Excellent orchestral scores, but not bargain basement prices, I'm afraid.

*Faber Music* is the other one I turn to in times of need.


----------



## Haydn70 (Jan 8, 2017)

qfcbv said:


> I'm looking for a site where you can buy scores that are not available in imslp.org.
> 
> If you have any good experience with a site that sells a lot of scores at a fairly affordable price, please comment below.


Are you interested in the traditional repertoire or newer music or both?

For the traditional repertoire there are the Dover scores:

https://store.doverpublications.com/by-subject-music.html

Inexpensive and a great selection. My one beef is that with some of the orchestral scores the instrumentation is shown only on the first page of each movement.


----------



## Guest002 (Feb 19, 2020)

Haydn70 said:


> Are you interested in the traditional repertoire or newer music or both?
> 
> For the traditional repertoire there are the Dover scores:
> 
> https://store.doverpublications.com/by-subject-music.html


Excellent resource, thanks. I was going to post that as my third!


----------



## mbhaub (Dec 2, 2016)

What exactly are you looking for? "Sheet music" is a pretty broad label.

Sheetmusicplus.com has an immense variety and can get practically anything you can imagine.

For scores, my first source is musikmph.de.

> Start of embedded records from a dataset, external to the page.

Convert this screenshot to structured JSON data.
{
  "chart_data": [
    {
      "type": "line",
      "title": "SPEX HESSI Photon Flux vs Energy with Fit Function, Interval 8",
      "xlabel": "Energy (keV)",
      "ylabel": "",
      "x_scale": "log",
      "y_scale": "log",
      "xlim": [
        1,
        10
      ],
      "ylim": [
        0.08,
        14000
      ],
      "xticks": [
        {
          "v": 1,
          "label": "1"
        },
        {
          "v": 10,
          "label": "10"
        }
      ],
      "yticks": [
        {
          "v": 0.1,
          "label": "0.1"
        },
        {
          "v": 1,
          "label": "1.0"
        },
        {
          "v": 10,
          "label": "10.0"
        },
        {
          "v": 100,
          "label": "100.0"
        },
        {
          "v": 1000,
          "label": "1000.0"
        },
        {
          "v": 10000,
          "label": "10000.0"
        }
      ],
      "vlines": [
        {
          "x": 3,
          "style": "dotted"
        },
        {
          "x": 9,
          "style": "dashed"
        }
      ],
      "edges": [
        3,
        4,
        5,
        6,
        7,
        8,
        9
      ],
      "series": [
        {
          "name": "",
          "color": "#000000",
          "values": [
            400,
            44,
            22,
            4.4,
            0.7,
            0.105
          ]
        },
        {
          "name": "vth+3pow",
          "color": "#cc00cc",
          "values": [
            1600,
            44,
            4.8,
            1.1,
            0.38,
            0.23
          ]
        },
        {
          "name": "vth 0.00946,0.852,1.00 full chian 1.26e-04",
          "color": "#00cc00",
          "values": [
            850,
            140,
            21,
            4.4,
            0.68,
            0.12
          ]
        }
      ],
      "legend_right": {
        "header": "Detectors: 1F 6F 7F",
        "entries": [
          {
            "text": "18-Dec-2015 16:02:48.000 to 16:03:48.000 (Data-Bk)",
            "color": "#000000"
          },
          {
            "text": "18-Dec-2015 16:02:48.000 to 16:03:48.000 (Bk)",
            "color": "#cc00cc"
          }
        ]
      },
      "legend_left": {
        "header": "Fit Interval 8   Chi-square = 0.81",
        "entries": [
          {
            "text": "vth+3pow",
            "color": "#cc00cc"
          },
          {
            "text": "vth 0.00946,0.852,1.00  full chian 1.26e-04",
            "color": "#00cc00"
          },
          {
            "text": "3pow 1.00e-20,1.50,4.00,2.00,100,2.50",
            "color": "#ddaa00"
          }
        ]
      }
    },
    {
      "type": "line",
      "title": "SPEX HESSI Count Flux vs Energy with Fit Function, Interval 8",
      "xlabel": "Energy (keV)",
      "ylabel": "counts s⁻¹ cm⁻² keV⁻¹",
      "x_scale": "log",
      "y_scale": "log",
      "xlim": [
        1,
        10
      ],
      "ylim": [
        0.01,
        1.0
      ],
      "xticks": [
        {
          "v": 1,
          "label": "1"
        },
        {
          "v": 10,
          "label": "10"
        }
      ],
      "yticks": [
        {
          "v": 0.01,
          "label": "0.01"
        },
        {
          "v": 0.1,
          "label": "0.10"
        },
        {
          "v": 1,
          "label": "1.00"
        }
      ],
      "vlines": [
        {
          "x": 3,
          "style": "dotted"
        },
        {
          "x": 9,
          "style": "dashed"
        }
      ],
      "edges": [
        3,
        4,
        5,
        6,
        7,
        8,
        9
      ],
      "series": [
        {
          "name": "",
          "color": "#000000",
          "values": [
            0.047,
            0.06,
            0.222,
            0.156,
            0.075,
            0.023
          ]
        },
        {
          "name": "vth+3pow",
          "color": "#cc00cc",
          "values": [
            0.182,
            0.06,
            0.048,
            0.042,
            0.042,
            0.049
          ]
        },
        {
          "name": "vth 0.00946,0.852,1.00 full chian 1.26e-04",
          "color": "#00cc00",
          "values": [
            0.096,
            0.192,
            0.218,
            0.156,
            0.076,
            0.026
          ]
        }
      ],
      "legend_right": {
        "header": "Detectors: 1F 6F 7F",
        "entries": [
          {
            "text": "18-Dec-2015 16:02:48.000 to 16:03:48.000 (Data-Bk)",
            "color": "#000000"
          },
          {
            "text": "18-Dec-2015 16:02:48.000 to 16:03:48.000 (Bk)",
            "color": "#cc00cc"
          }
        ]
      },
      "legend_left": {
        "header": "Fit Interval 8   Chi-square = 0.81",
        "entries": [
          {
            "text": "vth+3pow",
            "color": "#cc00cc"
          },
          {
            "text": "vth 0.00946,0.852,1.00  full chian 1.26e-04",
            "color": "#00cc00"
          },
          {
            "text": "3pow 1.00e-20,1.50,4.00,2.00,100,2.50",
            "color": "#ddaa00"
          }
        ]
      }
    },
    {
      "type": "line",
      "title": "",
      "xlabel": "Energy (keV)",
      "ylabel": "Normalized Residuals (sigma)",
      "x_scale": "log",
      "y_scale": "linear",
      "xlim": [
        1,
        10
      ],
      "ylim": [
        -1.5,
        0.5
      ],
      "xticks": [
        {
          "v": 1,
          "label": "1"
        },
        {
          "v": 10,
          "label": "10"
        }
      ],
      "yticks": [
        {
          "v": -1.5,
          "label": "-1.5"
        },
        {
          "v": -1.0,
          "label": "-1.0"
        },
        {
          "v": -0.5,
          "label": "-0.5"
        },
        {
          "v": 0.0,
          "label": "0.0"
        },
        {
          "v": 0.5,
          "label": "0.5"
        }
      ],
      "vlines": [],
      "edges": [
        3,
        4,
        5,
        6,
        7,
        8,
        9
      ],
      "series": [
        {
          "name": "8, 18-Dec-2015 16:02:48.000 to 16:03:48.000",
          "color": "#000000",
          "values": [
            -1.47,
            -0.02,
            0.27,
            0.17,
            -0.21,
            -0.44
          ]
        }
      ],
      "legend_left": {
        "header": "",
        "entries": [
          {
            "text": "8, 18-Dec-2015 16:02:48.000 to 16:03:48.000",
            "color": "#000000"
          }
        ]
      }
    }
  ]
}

They have lots of obscure items and prices are fine.

Luck's Music in Michigan can also get a lot of scores and other things Kalmus used to carry. lucksmusic.com

Getting some Russian and Soviet scores can be a challenge, but ruslania.com has always been helpful.

Hans Sikorski has a lot of great material. sikorski.de

and don't ignore eBay!


----------



## qfcbv (Jan 22, 2021)

Haydn70 said:


> Are you interested in the traditional repertoire or newer music or both?
> 
> For the traditional repertoire there are the Dover scores:
> 
> ...


The only thing is that its search option is really bad .


----------



## qfcbv (Jan 22, 2021)

AbsolutelyBaching said:


> Well my choice would always be to start at *Boosey & Hawkes*.
> 
> Excellent orchestral scores, but not bargain basement prices, I'm afraid.
> 
> *Faber Music* is the other one I turn to in times of need.


Boosey and Hawkes is perfect, thank you


----------



## adriesba (Dec 30, 2019)

This isn't something I've looked into much since I can't read music, but Schott seems to come up in my searches often with some uncommon scores. They can be pricey though.


----------



## Rogerx (Apr 27, 2018)

qfcbv said:


> I'm looking for a site where you can buy scores that are not available in imslp.org.
> 
> If you have any good experience with a site that sells a lot of scores at a fairly affordable price, please comment below.


Take a look at Presto music site.


----------



## qfcbv (Jan 22, 2021)

did, but i needed more


----------



## adriesba (Dec 30, 2019)

qfcbv said:


> did, but i needed more


Is there a particular score you're looking for?


----------